Wer folgt auf Helmut Etschenberg und wird neuer Städteregionsrat?

Städteregion : Etschenberg-Nachfolge: Gehen Jansen und Grüttemeier ins Spitzenduell?

In einem Punkt sind sich alle Parteien einig: Noch vor den Sommerferien soll Klarheit geschaffen werden hinsichtlich der Kandidaten, die bei der vorgezogenen Neuwahl des Städteregionsrates antreten werden. Das war‘s dann für den Augenblick aber auch schon mit den verbindlichen Aussagen. Denn wen die Parteien konkret ins Rennen schicken werden, ist noch offen.

Allesamt sind sie von der Rücktrittsankündigung überrascht worden, die Helmut Etschenberg am vergangenen Mittwoch anlässlich seines 71. Geburtstages formuliert hatte.

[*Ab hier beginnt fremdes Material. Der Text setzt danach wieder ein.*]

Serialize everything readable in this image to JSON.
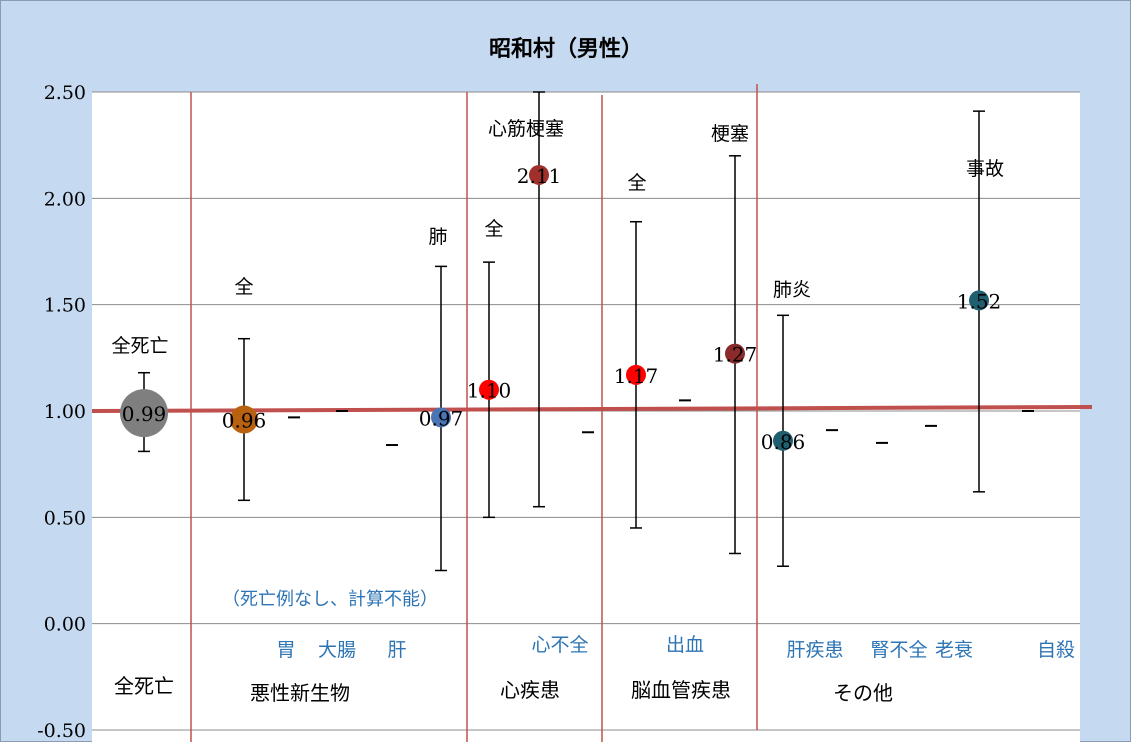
{
  "chart_data": {
    "type": "scatter",
    "title": "昭和村（男性）",
    "xlabel": "",
    "ylabel": "",
    "ylim": [
      -0.5,
      2.5
    ],
    "yticks": [
      "2.50",
      "2.00",
      "1.50",
      "1.00",
      "0.50",
      "0.00",
      "-0.50"
    ],
    "grid": true,
    "legend": "none",
    "reference_line": 1.0,
    "note": "（死亡例なし、計算不能）",
    "groups": [
      "全死亡",
      "悪性新生物",
      "心疾患",
      "脳血管疾患",
      "その他"
    ],
    "categories": [
      "全死亡",
      "全",
      "胃",
      "大腸",
      "肝",
      "肺",
      "全",
      "心筋梗塞",
      "心不全",
      "全",
      "出血",
      "梗塞",
      "肺炎",
      "肝疾患",
      "腎不全",
      "老衰",
      "事故",
      "自殺"
    ],
    "points": [
      {
        "label": "全死亡",
        "value": 0.99,
        "value_label": "0.99",
        "ci_low": 0.81,
        "ci_high": 1.18,
        "color": "#7f7f7f"
      },
      {
        "label": "全",
        "value": 0.96,
        "value_label": "0.96",
        "ci_low": 0.58,
        "ci_high": 1.34,
        "color": "#b8620f"
      },
      {
        "label": "胃",
        "value": 0.97
      },
      {
        "label": "大腸",
        "value": 1.0
      },
      {
        "label": "肝",
        "value": 0.84
      },
      {
        "label": "肺",
        "value": 0.97,
        "value_label": "0.97",
        "ci_low": 0.25,
        "ci_high": 1.68,
        "color": "#4a74b4"
      },
      {
        "label": "全",
        "value": 1.1,
        "value_label": "1.10",
        "ci_low": 0.5,
        "ci_high": 1.7,
        "color": "#ff0000"
      },
      {
        "label": "心筋梗塞",
        "value": 2.11,
        "value_label": "2.11",
        "ci_low": 0.55,
        "ci_high": 2.5,
        "color": "#a0302c"
      },
      {
        "label": "心不全",
        "value": 0.9
      },
      {
        "label": "全",
        "value": 1.17,
        "value_label": "1.17",
        "ci_low": 0.45,
        "ci_high": 1.89,
        "color": "#ff0000"
      },
      {
        "label": "出血",
        "value": 1.05
      },
      {
        "label": "梗塞",
        "value": 1.27,
        "value_label": "1.27",
        "ci_low": 0.33,
        "ci_high": 2.2,
        "color": "#8b2a2a"
      },
      {
        "label": "肺炎",
        "value": 0.86,
        "value_label": "0.86",
        "ci_low": 0.27,
        "ci_high": 1.45,
        "color": "#1f5f70"
      },
      {
        "label": "肝疾患",
        "value": 0.91
      },
      {
        "label": "腎不全",
        "value": 0.85
      },
      {
        "label": "老衰",
        "value": 0.93
      },
      {
        "label": "事故",
        "value": 1.52,
        "value_label": "1.52",
        "ci_low": 0.62,
        "ci_high": 2.41,
        "color": "#1f5f70"
      },
      {
        "label": "自殺",
        "value": 1.0
      }
    ]
  }
}
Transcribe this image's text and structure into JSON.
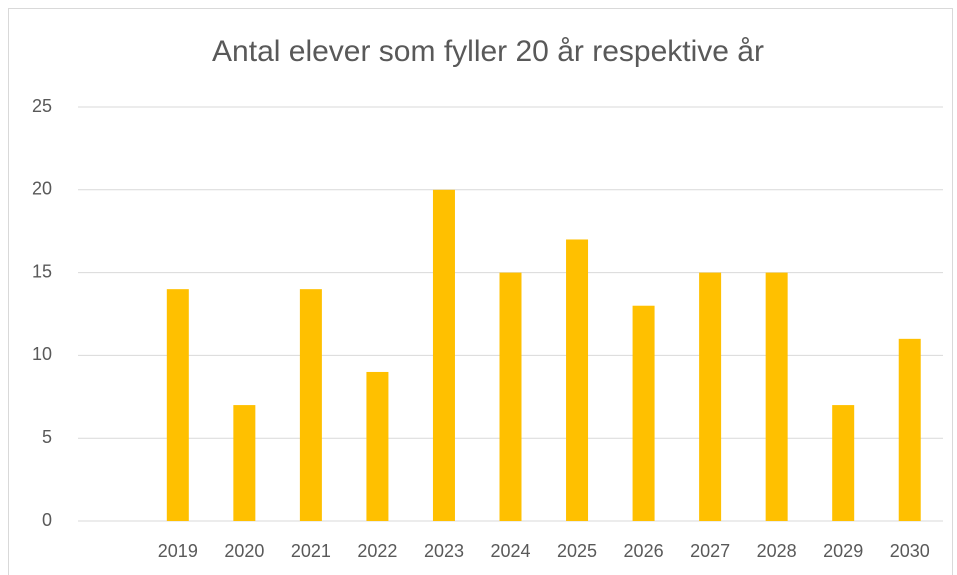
{
  "chart_data": {
    "type": "bar",
    "title": "Antal elever som fyller 20 år respektive år",
    "categories": [
      null,
      "2019",
      "2020",
      "2021",
      "2022",
      "2023",
      "2024",
      "2025",
      "2026",
      "2027",
      "2028",
      "2029",
      "2030"
    ],
    "values": [
      null,
      14,
      7,
      14,
      9,
      20,
      15,
      17,
      13,
      15,
      15,
      7,
      11
    ],
    "color": "#ffc000",
    "ylim": [
      0,
      25
    ],
    "yticks": [
      0,
      5,
      10,
      15,
      20,
      25
    ],
    "grid": true
  }
}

So hat selbst für die CDU als Partei des Amtsinhabers, der aus gesundheitlichen Gründen zum 31. Dezember ausscheiden wird, ein unerwartetes Rennen gegen die Zeit begonnen. Sollte Regierungspräsidentin Gisela Walsken den von Etschenberg ins Gespräch gebrachten 4. November als Wahltermin bestätigen (siehe Box), dann müssten die Wahlvorschläge bis zum 17. September eingereicht werden.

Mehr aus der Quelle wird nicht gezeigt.